GALLERY KOGURE

渡辺眸 角川文庫版出版記念 ー東大全共闘1968-1969ー

Hitomi Watanabe Solo Exhibition  
-All‐Campus Joint Struggle League in Tokyo University 1968-1969-
(
Publishing Anniversary of Photoalbum by Kadokawa Bunko)
■2018.4.25 – 4.27 / 5.7 – 5.18
■12:00-18:00
■Closed on Saturday and Sunday

 この度、ギャラリー小暮は、「渡辺眸 角川文庫版出版記念 -東大全共闘1968-1969-」を開催致します。

 学生運動の内部でドキュメンタリー写真を撮った女性写真家の一人、渡辺眸。渡辺が記録した東京大学内部の様子は、2007年に「東大全共闘1968-1969」として新潮社から出版されました。運動がピークを迎えた1968~69年からちょうど50年を迎える2018年の4月25日、このフォトアルバムが、改めて角川文庫から出版される運びとなりました。

 1960年代に世界中の至るところで起きた学生運動。フランス5月革命に始まり、中国の文化大革命、アメリカでは「いちご白書」で有名なコロンビア大学闘争、非暴力学生調整委員会、ウエザーマンやブラックパンサーにいたる学生運動の高揚があり、またイタリアでもボローニャ大学を始めとした闘争、ドイツでもドイツ社学同を指導部隊とした運動が広がった。世界的に共通したスローガンには主にアメリカのベトナム戦争に対する批判があった。

 日本では、まず1960年に国民的大議論となった「日米安全保障条約」への反対運動(安保闘争)で、全学連が運動の中心を担った。1960年代半ばになるとベトナム反戦運動を通して、再び学生運動が盛んになる。1967年から早稲田や慶應義塾大学などを皮切りに、多くの大学で学園紛争が起り始め、ヘルメットにゲバ棒というスタイルが学生運動の定番になっていく。新たに結成された三派全学連や新左翼党派を始め、共産党系の学生達が入り乱れ勢力を競い合ったために、深刻な暴力的対立となったこの運動は、最終的には日本の75%の地域にまで広がり、多くの学生が街頭で数々の武装闘争を繰り広げた。各大学内には学部やセクトを超えた「全共闘(全学共闘会議)」が組織され、各大学でバリケードストライキを含む闘争状態が約1年半以上続いた。中でも、激しい闘争で難攻不落の城と化した日本大学芸術学部と東京大学は、全共闘を象徴する存在となった。

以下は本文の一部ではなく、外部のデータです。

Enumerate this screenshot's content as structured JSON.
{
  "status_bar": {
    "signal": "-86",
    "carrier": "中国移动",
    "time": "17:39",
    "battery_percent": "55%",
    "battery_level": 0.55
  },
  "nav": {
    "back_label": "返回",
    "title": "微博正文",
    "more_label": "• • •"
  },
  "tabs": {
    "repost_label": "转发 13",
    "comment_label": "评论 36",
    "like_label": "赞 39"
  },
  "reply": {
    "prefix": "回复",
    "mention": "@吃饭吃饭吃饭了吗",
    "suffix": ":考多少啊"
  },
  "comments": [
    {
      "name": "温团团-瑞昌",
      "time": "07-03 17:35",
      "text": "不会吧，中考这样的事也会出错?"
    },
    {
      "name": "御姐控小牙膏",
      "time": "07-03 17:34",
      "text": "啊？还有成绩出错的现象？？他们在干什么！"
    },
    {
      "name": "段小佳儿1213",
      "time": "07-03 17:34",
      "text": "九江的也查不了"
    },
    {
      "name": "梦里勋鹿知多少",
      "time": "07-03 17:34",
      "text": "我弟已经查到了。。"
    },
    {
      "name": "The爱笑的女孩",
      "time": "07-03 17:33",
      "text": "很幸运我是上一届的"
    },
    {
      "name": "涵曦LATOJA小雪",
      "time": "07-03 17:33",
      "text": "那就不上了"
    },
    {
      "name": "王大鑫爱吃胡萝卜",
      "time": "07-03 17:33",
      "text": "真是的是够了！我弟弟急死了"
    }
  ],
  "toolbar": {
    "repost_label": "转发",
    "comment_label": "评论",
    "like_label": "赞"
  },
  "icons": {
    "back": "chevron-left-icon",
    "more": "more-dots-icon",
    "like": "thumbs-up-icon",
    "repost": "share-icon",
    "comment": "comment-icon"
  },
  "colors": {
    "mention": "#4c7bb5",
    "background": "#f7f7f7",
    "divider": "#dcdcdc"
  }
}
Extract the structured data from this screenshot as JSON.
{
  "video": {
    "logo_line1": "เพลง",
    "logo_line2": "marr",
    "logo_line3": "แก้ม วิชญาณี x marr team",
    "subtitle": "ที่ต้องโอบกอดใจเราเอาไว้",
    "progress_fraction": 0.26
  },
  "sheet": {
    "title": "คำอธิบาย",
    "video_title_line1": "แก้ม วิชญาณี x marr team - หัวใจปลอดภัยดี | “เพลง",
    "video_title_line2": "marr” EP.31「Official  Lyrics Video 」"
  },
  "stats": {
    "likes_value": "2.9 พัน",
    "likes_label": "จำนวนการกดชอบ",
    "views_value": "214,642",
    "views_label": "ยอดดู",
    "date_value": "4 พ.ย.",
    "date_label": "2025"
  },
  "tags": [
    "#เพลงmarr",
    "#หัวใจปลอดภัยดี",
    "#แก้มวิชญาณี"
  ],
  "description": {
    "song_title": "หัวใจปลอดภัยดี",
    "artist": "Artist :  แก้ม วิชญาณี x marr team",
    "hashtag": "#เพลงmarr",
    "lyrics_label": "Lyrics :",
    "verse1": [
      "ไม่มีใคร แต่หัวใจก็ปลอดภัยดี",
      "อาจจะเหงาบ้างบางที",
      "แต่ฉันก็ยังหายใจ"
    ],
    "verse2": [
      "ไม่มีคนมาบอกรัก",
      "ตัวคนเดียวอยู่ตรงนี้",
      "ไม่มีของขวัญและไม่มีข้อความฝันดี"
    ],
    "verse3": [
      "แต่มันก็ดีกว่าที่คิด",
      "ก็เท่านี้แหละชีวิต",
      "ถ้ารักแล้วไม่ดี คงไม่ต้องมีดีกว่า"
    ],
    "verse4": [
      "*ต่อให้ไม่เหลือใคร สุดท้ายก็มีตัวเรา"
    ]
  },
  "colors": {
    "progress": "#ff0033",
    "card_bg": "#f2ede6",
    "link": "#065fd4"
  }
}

 日本での学生運動のきっかけは、世界的な現象として現れた60年代の「スチューデント・パワー」への呼応であった。敗戦後の日本憲法(天皇制民主主義)と非戦平和という「戦後平和と民主主義」に浸りながら、ひたすら経済成長に邁進してきた戦後日本社会・国家を根底から変革することの難しさ。それを日本国民はあの全共闘運動で体感したのだということを、その記録写真が物語っている。

渡辺眸(わたなべ・ひとみ) 

新宿の街をうろうろと歩き回り、労働者たちや街を歩く人々を趣くまま撮っていたある日、国際反戦デーのデモに遭遇した。機動隊が無数のヘルメット群を散らし、ステューデントパワーが社会と対峙し巨大なうねりとなっていた光景に思わずシャッターを切る。1967年、当時の東大全共闘代表だった山本義隆氏に出会った事で、彼女は東大全共闘の撮影へと導かれた。唯一撮影を許された写真家としてバリケード内に留まり、東大全共闘と寝食を共にし、翌1969年1月の安田講堂攻防戦、神田界隈の大学での集会やデモを含め、同年9月までの闘争の様子を撮影した。それぞれが貴重な記録写真なのだが、幸いなことにジャーナリストとしての視点はない。最も激しかったはずの戦闘現場の中が、むしろ開放地区であるかのようにバリケード空間の日常を克明に写し、事件性を追う報道写真とは決定的に異なっている。一連の作品は2007年に書籍化された。